Former Buffalo police officer Cariol Horne will receive a pension after winning the lawsuit

A former Buffalo police officer who said she was fired for intervening when a white officer tried to suffocate a black suspect will receive her pension after winning a lawsuit on Tuesday. The New York State Supreme Court released a previous ruling confirming the dismissal of Cariol Horne, reports WIVB-TV, a CBS Buffalo subsidiary.

In his ruling, Judge Dennis Ward wrote that “the city of Buffalo has recognized the mistake and recognized the need to undo an injustice of the past. The legal system may, at the very least, be the mechanism to help prevail. justice, even if it is late. ”

“While the Eric Garners and George Floyds of the world never had a chance to do an‘ over-over, ’at least here the correction can be made,” Ward wrote.

Horne gained national attention in 2006 when he said he stopped Greg Kwiatkowski’s job at Neal Mack.

“Neal Mack looked like he was about to die,” Horne said “CBS This Morning” in an interview in 2020. “So if he hadn’t intervened, he possibly could have done it. They were handcuffed and drowned.”

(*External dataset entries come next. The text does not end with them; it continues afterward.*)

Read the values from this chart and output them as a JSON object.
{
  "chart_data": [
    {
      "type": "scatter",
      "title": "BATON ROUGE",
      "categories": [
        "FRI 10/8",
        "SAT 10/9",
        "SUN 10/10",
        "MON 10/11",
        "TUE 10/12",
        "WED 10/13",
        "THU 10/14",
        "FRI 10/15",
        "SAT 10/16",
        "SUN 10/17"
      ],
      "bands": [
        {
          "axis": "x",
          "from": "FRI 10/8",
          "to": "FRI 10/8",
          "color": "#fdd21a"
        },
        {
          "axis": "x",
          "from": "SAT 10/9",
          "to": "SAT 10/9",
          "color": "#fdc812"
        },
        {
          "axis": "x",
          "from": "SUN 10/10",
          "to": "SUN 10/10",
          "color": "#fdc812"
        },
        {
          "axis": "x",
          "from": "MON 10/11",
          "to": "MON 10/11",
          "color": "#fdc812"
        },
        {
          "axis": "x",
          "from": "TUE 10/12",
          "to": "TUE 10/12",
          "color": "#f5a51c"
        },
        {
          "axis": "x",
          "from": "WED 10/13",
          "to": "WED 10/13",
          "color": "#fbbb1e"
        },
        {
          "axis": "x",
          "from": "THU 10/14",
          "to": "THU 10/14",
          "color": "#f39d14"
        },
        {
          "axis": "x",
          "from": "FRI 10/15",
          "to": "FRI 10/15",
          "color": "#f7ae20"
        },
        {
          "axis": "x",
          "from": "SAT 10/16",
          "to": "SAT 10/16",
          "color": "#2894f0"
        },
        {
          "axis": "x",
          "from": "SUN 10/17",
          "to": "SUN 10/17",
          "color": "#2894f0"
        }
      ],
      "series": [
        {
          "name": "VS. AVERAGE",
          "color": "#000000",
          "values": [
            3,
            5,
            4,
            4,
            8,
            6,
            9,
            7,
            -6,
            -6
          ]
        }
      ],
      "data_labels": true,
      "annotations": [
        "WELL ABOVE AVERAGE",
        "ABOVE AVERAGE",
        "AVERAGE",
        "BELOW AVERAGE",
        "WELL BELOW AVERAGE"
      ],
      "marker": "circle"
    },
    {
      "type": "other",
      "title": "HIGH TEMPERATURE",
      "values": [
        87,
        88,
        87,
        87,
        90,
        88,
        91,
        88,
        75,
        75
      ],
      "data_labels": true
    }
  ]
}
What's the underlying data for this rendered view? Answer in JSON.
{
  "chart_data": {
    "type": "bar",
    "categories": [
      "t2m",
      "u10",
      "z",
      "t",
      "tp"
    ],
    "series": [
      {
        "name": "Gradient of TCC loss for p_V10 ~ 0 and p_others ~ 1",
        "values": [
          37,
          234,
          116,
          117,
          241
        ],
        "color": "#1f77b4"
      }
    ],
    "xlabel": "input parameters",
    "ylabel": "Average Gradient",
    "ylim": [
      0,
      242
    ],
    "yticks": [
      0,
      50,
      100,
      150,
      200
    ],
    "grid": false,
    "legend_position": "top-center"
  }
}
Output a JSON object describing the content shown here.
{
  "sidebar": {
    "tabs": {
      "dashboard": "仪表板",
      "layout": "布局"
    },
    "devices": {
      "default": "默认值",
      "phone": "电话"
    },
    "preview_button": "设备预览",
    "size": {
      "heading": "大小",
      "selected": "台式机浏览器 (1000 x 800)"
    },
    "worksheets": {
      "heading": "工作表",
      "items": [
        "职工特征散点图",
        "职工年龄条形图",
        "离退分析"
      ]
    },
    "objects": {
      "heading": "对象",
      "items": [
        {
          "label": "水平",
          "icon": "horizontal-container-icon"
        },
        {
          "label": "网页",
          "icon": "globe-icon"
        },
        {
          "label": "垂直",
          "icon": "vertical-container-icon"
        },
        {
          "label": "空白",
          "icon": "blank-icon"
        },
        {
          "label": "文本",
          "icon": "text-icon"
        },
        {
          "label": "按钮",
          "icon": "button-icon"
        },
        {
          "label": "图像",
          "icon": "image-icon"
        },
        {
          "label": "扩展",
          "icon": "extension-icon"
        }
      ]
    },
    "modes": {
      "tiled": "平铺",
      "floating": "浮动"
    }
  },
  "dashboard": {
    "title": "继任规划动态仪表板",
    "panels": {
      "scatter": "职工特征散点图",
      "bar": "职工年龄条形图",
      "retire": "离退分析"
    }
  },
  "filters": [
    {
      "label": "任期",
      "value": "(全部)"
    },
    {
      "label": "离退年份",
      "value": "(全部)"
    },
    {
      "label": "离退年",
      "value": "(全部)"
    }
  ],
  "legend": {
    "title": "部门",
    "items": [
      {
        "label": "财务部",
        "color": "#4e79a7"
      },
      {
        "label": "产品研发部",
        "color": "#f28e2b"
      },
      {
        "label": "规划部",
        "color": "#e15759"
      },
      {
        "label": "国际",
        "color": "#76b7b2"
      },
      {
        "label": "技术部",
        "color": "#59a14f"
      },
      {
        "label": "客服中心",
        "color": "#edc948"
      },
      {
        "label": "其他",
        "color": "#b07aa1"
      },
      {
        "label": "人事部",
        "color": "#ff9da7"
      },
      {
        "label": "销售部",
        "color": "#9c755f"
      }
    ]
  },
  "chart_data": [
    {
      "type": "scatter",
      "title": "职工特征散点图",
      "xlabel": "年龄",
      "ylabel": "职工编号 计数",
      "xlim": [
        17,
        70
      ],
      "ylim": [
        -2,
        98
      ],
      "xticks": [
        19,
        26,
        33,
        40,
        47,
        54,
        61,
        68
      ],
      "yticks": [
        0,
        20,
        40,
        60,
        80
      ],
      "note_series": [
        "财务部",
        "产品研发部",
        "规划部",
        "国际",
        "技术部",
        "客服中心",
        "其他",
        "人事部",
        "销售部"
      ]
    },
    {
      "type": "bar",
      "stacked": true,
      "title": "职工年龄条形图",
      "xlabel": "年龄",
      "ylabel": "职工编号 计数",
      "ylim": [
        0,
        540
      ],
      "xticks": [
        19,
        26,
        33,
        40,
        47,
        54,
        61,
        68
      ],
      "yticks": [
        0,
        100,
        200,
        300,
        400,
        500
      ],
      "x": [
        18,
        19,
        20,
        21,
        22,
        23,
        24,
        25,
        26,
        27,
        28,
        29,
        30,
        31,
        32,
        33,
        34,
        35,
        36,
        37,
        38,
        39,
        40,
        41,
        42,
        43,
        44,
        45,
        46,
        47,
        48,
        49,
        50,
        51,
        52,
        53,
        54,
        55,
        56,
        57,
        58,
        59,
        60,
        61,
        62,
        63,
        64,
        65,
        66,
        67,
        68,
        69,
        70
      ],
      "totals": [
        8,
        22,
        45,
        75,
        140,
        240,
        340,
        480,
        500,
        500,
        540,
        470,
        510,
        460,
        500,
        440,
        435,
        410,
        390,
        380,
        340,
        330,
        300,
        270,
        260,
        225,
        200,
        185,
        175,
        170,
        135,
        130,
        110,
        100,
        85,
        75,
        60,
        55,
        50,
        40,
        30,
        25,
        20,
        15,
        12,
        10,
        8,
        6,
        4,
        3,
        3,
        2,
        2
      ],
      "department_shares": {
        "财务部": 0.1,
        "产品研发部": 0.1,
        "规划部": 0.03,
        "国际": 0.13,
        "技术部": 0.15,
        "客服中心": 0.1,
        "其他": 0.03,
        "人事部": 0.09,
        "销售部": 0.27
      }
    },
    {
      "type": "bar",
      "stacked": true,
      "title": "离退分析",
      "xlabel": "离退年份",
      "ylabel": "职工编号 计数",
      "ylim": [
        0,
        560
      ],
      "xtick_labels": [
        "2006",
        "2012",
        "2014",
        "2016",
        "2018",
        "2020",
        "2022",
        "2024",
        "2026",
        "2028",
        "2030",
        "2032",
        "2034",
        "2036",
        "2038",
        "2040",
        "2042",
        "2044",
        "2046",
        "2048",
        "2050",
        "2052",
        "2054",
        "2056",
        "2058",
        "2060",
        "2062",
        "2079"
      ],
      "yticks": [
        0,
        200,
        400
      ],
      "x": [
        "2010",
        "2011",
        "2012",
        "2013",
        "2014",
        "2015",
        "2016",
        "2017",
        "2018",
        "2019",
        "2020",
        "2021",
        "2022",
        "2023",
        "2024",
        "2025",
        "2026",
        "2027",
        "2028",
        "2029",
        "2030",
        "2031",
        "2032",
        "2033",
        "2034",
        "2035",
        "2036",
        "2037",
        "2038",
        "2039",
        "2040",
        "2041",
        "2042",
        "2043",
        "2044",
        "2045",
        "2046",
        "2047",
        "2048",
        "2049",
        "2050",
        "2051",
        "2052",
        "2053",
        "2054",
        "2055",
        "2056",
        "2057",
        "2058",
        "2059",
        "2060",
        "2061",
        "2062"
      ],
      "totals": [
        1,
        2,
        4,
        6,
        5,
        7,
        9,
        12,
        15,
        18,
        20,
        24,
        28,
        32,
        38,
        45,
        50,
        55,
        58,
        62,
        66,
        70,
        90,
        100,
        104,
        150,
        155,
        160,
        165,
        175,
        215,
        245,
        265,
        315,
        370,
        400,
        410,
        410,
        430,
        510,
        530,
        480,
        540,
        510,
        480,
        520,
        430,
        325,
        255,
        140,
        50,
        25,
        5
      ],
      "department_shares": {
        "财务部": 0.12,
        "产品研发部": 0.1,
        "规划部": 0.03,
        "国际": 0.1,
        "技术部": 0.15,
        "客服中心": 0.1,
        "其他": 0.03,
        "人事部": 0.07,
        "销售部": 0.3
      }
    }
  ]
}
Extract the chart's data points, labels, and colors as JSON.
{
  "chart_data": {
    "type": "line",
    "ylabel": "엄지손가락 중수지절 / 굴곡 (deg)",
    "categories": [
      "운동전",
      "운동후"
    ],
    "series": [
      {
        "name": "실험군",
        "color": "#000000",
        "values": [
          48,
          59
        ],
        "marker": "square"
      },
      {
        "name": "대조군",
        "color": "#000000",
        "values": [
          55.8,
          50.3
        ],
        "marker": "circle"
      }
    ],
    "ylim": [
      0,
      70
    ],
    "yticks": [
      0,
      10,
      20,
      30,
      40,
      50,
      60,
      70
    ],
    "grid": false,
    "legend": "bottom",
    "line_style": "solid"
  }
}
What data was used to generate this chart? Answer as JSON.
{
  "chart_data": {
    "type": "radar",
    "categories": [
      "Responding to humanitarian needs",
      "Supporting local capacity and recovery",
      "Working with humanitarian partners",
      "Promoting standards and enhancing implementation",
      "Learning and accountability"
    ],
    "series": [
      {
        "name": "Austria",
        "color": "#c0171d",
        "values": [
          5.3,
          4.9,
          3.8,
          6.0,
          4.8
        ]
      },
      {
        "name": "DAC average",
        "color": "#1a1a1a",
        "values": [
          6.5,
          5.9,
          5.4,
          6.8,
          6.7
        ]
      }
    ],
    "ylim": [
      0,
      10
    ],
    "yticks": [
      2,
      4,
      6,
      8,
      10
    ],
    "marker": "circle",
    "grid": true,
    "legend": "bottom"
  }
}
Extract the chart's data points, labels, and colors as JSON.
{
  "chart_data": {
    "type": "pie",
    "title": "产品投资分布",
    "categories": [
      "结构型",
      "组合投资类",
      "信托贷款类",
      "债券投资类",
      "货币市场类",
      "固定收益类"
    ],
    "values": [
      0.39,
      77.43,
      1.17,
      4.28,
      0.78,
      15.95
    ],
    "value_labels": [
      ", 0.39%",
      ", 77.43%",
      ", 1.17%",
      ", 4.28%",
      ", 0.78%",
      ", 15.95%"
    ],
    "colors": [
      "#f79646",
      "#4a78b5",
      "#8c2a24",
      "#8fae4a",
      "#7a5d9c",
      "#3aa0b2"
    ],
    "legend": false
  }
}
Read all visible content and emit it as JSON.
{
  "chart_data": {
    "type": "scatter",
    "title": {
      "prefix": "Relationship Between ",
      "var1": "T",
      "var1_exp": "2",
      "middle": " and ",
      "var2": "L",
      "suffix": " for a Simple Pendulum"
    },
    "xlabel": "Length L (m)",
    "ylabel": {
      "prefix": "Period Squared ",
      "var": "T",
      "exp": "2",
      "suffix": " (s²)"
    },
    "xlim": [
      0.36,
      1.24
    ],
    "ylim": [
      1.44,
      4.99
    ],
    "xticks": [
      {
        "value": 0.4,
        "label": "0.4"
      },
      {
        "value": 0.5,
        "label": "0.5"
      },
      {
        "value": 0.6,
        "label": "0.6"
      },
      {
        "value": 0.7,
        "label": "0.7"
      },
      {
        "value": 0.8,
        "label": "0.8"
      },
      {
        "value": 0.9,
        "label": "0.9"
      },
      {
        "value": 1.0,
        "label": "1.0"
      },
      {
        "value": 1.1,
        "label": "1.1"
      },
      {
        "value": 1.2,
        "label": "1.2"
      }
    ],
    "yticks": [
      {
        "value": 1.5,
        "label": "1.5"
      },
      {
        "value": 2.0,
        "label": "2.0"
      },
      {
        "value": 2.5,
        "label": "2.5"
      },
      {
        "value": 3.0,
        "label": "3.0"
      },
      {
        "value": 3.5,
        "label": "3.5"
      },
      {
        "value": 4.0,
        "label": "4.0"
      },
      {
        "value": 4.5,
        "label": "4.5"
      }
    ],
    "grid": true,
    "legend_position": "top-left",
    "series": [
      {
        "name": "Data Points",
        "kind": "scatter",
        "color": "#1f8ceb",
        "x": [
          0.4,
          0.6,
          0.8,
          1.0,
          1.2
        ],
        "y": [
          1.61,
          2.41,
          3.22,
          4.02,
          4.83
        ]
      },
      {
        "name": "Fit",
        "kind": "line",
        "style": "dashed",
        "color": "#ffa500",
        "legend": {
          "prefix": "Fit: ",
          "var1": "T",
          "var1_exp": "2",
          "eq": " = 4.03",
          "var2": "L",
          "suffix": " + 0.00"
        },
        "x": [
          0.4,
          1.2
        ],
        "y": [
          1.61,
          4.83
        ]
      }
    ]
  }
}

She was finally fired in 2008, a few months before she was eligible to receive her full pension.

Kwiatkowski sued Horne and his lawyer for defamation. In 2011, a judge found that Horne’s lawyer made eight statements that were considered defamatory and false, including the claim that Horne “saved the life of a suspect who was already handcuffed and that Officer Greg Kwiatkowski was suffocating him. ”

But Mack claims Horne saved his life.

“He drowned me. They handcuffed me. Cariol Horne said, ‘You’re killing him, Greg,’ and she came over and tried to grab his hand by the neck,” Mack told CBS This Morning. last year.

Mack sued five officers involved in his arrest in 2012. A jury found no offense in a 5 to 1 sentence. The jury that sided with Mack was the only black person on the jury, Buffalo News reports. .

In 2018, Kwiatkowski was sentenced to four months in federal prison for a 2009 incident in which he used “illegal and unreasonable force” against four black teenagers, including stabbing him in the head in a car. Ward said the knowledge was not made available during “the original determinations in this case, both by the hearing officer and by this court.”

“Similarly, society’s current view on the use of suffocation and physical force in making arrests along with the City of Buffalo’s expression of specific disapproval of that force through enactment legislative, has altered the landscape, ”Ward added.

Horne is eligible for pay and benefits through August 4, 2010.